[comp.arch] Real Time Oranges

lindsay@MATHOM.GANDALF.CS.CMU.EDU (Donald Lindsay) (06/05/89)

In article <979@aber-cs.UUCP> pcg@cs.aber.ac.uk (Piercarlo Grandi) writes:
>I seem to remember reading that Unix context switch time is 10% the actual
>switch, 90% the cost of calling the scheduler to choose the next running
>process.
>...
>    Last week I saw an ad for a real time version of Unix with a guaranteed
>    response time (switch to kernel to high priority process) of 5
>    milliseconds.
>A note here: I saw similar ads in the past. 5 ms means 200hz. Booooooo!

This discussion is comparing apples and oranges.
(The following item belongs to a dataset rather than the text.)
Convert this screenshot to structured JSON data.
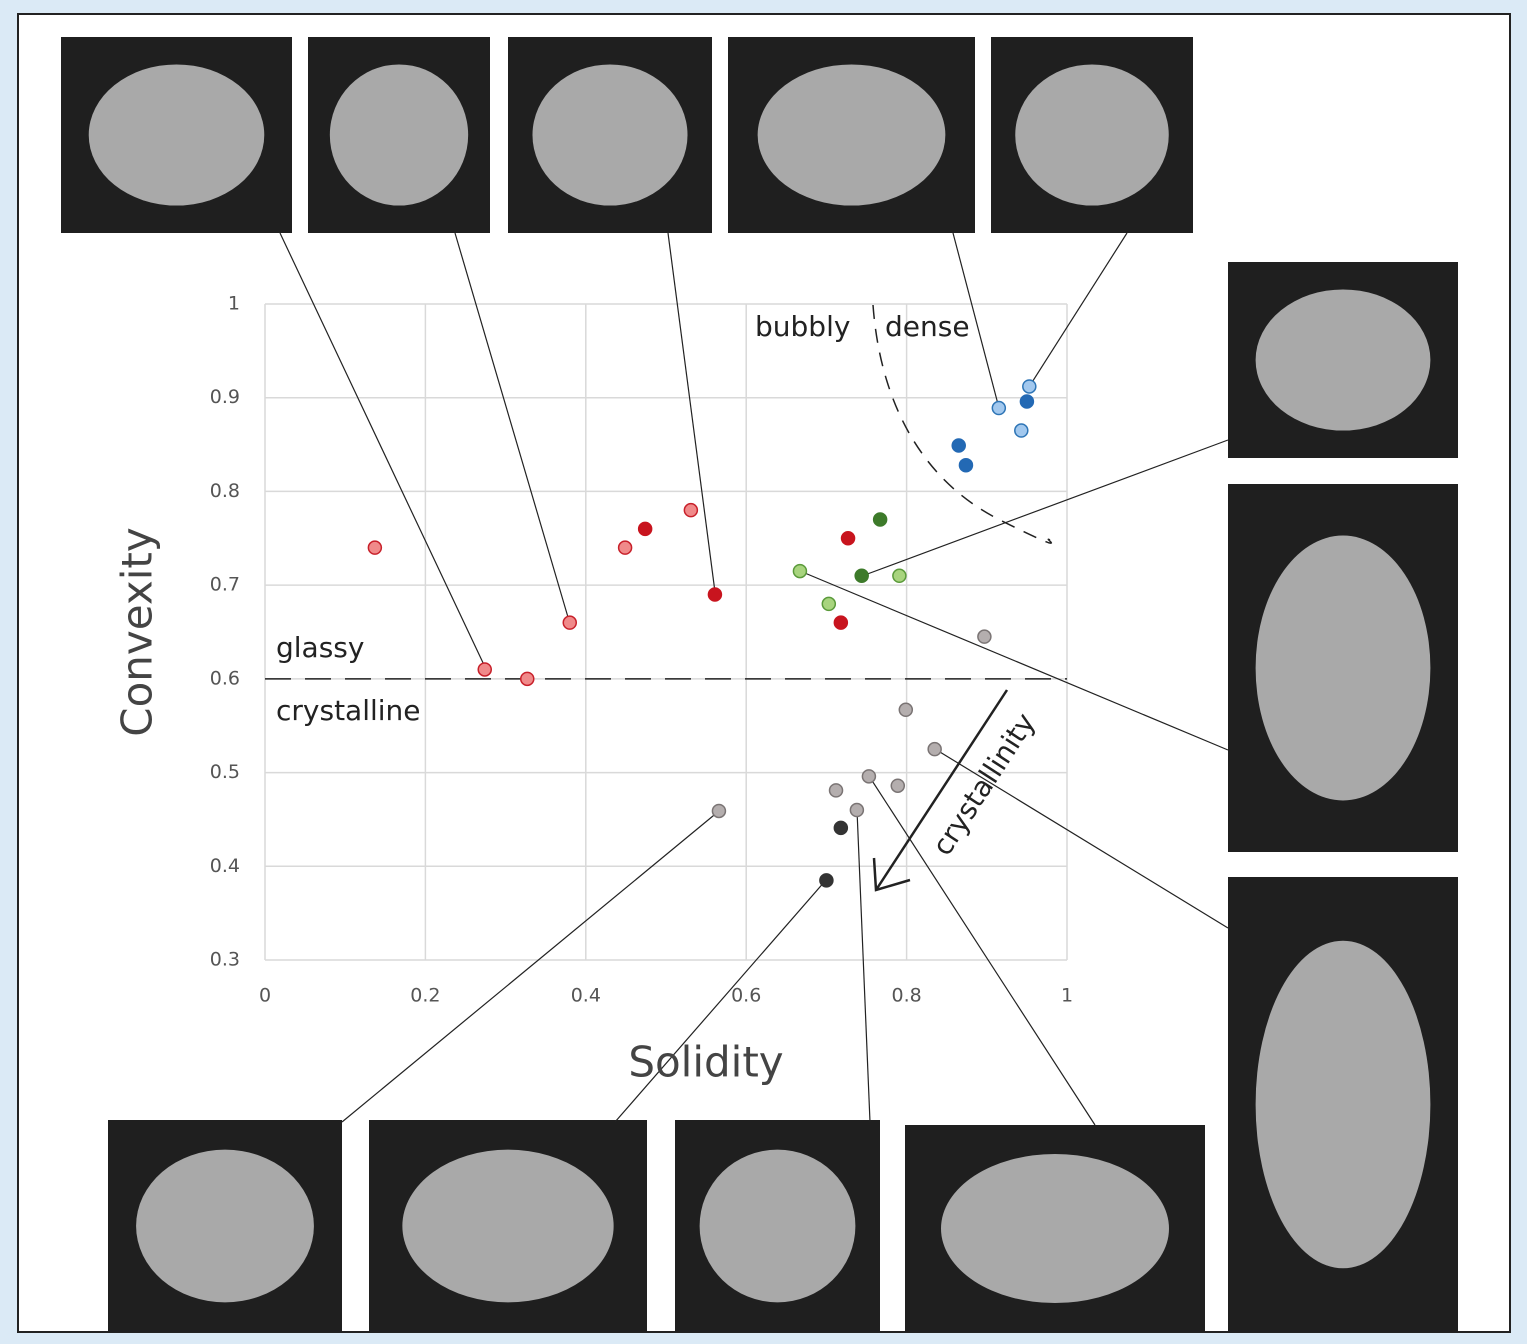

The Unix context switch is, semantically, the time to put the running
process to sleep, choose a new one, and make him running. Further,
the quoted numbers are usually "typical" or "average".
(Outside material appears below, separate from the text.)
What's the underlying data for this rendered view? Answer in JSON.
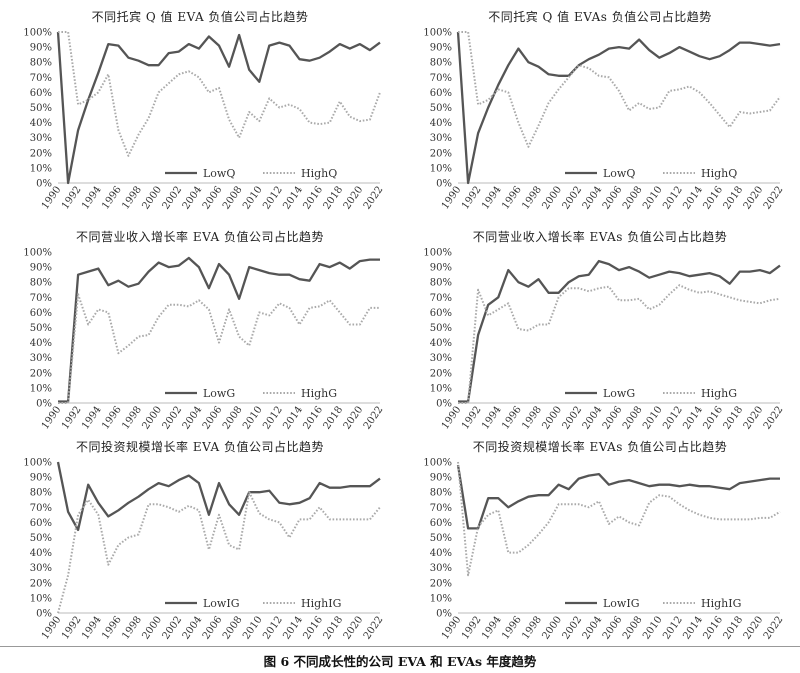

The 5 ms. number (we all know whose) is the time from an interrupt
request strobe, to the execution of a core-locked user-level routine.
More importantly, it is a guaranteed worst-case number.  The system
in question will do more than 200 of these per second - again,
guaranteed worst case - under some load assumptions, of course.
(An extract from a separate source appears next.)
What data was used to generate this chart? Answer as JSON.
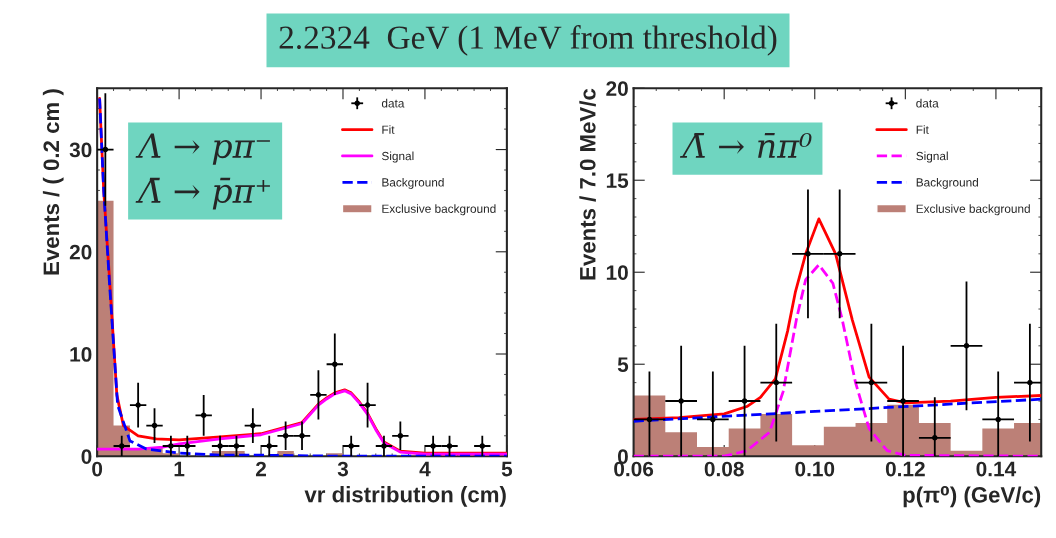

I can't give a complete breakdown, because I lent the material to the
friendly black hole next door. However, those milliseconds are
certainly not ticking away while the machine wrestles with its
humongous register set. It's a 68020, people. The worst case involves
things like interrupt during an interrupt. It involves things like
the running user process being in the middle of a system call which
locks kernel resources and then discovers a worst-case implication
(such as setting up a disk cache flush?). It involves cache faults
and TLB faults and ALL that stuff. Hey, it's real time, and real
world, and "big" system - multiple interrupt sources, and file system
activity.

I will agree that five milliseconds lacks somewhat of Buddha Nature.
A better RT kernel would be more preemptable. But would having four
times the registers have made much difference? No.
-- 
Don		D.C.Lindsay 	Carnegie Mellon School of Computer Science
				Word for the day: Semantodontics.